While that may be true for Garcia, not all users feel the same about Free & For Sale’s potential to change buying habits. Jeanne Batog, a first-year civil engineering graduate student at Pitt, doesn’t think Free & For Sale is doing anything to shift students away from traditional consumerism.
“Generally, people that want new things will buy new things,” Batog said. “And if there wasn’t a buy-and-sell Facebook page, people would still be selling their things on Craigslist.”
But there are some advantages to using the Facebook group rather than another selling site. Lynnea Lombardi, a Pitt junior and communication major, is selling a Michael Kors satchel on the page and said she also has the bag posted on Poshmark, an online buying and selling marketplace. If Lombardi sells the bag on Poshmark, 20 percent of the profit will go to Poshmark.
“I’m hoping that the item will sell on the Free & For Sale page, because it seems a lot simpler to just meet someone on campus than to have to ship it to someone in another part of the country, and I’ll get to keep all of the money,” Lombardi said.
Both Lombardi and Batog are active on both Free & For Sale, which currently has 12,936 members and is a Facebook-borne concept, and Free & For Sale: Oakland — the smaller, student-controlled buying and selling Facebook group for Pitt students.

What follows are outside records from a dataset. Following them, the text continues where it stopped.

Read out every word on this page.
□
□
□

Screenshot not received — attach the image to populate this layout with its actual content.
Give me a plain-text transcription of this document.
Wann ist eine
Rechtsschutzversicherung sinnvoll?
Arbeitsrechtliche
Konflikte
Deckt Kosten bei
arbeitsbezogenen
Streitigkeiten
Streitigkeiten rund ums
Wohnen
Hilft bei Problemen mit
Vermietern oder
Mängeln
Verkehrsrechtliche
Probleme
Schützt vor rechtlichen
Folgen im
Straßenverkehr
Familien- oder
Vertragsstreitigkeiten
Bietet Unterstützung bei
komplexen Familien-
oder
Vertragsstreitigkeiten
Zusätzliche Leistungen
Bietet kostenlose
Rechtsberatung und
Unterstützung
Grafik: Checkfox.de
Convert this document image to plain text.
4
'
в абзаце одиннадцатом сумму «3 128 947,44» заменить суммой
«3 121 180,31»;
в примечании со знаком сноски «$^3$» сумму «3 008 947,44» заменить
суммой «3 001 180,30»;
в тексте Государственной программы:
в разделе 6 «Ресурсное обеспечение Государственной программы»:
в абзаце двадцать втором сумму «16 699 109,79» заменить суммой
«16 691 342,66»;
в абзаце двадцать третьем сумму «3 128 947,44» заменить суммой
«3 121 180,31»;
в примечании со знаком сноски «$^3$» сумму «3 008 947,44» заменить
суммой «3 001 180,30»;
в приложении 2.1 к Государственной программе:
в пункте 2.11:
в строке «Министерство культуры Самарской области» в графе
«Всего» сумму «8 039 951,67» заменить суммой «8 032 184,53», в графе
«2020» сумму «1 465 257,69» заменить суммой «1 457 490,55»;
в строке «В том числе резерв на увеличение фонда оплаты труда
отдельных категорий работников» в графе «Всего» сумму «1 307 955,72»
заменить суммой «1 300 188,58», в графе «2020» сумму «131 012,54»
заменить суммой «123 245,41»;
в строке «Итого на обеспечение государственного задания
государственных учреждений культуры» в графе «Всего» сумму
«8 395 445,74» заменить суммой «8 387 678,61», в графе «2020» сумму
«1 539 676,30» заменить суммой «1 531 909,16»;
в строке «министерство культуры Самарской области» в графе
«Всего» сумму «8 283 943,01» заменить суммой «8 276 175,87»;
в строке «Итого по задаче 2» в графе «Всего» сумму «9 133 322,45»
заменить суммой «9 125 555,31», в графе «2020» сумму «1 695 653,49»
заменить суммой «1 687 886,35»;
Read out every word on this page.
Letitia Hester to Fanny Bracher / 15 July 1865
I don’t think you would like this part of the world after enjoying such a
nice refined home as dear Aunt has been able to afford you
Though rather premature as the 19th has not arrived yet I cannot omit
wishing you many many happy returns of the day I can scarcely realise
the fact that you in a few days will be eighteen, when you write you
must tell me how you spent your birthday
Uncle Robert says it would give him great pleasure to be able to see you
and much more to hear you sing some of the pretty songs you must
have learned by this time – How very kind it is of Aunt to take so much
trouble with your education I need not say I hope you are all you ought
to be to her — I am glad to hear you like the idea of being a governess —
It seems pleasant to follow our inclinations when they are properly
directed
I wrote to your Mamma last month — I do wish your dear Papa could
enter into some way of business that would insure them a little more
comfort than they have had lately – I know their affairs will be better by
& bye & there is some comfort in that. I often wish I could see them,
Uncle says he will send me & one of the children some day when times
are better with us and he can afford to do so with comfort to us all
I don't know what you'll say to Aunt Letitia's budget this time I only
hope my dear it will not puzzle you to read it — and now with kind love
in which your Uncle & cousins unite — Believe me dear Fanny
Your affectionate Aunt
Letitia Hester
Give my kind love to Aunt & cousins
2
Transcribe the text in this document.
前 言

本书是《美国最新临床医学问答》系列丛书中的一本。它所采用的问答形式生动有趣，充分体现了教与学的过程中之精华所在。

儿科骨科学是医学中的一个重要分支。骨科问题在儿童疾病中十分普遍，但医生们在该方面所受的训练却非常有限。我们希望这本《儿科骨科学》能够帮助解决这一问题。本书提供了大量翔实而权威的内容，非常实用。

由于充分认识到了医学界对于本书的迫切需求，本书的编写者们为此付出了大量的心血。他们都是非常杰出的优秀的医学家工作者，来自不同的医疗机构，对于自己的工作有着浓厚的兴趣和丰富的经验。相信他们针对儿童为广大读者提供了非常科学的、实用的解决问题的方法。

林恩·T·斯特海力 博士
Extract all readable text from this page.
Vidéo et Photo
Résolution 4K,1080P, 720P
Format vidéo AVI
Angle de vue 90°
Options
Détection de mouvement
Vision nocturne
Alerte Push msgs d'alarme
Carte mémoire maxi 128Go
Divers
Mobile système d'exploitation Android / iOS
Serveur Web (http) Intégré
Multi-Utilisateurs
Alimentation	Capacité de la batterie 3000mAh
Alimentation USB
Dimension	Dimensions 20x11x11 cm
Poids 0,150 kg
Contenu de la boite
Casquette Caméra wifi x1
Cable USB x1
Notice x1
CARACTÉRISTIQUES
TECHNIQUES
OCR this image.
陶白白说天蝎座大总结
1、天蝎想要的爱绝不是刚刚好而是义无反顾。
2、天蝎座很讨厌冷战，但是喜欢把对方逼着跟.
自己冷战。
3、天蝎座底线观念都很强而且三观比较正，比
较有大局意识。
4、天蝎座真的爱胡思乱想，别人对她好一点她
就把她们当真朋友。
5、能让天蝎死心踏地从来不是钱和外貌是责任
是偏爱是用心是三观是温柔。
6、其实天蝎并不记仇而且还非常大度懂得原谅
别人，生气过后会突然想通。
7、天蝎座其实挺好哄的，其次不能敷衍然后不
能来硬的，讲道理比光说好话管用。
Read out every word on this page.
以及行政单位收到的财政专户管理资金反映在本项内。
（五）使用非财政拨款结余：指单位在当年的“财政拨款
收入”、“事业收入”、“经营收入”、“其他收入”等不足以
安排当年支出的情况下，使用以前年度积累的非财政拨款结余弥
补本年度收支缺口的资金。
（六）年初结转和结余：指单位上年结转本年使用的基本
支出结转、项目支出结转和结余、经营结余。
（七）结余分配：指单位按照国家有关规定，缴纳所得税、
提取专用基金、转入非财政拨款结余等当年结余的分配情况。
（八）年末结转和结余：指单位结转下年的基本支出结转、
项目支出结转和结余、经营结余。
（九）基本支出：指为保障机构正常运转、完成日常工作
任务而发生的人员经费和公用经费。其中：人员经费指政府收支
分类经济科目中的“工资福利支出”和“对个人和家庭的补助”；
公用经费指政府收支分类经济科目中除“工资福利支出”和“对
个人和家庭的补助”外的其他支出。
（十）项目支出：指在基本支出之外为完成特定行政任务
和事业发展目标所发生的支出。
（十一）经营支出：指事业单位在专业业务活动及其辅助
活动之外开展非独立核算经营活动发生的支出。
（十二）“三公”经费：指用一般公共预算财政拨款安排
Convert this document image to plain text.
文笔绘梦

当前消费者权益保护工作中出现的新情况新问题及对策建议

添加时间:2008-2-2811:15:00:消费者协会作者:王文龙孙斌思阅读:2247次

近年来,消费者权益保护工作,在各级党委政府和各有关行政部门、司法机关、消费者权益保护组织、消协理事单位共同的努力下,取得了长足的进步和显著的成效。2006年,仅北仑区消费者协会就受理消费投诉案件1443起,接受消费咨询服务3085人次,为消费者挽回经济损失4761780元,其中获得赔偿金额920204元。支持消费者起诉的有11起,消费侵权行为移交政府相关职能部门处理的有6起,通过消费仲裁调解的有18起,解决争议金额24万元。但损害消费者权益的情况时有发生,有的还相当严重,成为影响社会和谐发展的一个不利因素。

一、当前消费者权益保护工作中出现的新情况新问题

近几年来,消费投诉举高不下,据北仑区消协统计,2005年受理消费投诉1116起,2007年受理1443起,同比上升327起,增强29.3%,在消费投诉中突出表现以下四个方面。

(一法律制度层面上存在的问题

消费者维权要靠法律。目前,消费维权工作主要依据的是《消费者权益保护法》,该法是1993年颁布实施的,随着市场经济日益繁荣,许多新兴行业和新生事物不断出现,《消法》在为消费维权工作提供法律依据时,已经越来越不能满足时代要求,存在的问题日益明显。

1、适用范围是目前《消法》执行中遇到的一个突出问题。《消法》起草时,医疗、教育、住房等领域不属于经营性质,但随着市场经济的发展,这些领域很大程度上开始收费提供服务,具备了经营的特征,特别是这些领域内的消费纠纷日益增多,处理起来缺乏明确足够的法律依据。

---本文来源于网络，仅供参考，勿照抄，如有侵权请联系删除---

The page Free & For Sale: Oakland, with more than 4,600 members, is something of an online University heirloom, currently under the administration of four Facebook users. One of them is 2015 Pitt graduate Michael Spak. He said one of the most defining elements that separates his group from Facebook’s version is the stricter guidelines for what users can and can’t post in the group.
“The group was started because there was another “Free & For Sale” page, but there was constantly spam on it as well as housing posts, etcetera,” Spak said. “The [Free & For Sale: Oakland] page was created as an alternative that could be monitored better.”
Spak believes the page started in 2014, but doesn’t remember who passed the admin position down to him. He takes the administrator responsibility seriously, monitoring the page almost daily and taking down posts related to subletting and other unapproved entities, as well as older posts. For this reason, it wasn’t possible to find Kennedy’s 2016 couch transaction.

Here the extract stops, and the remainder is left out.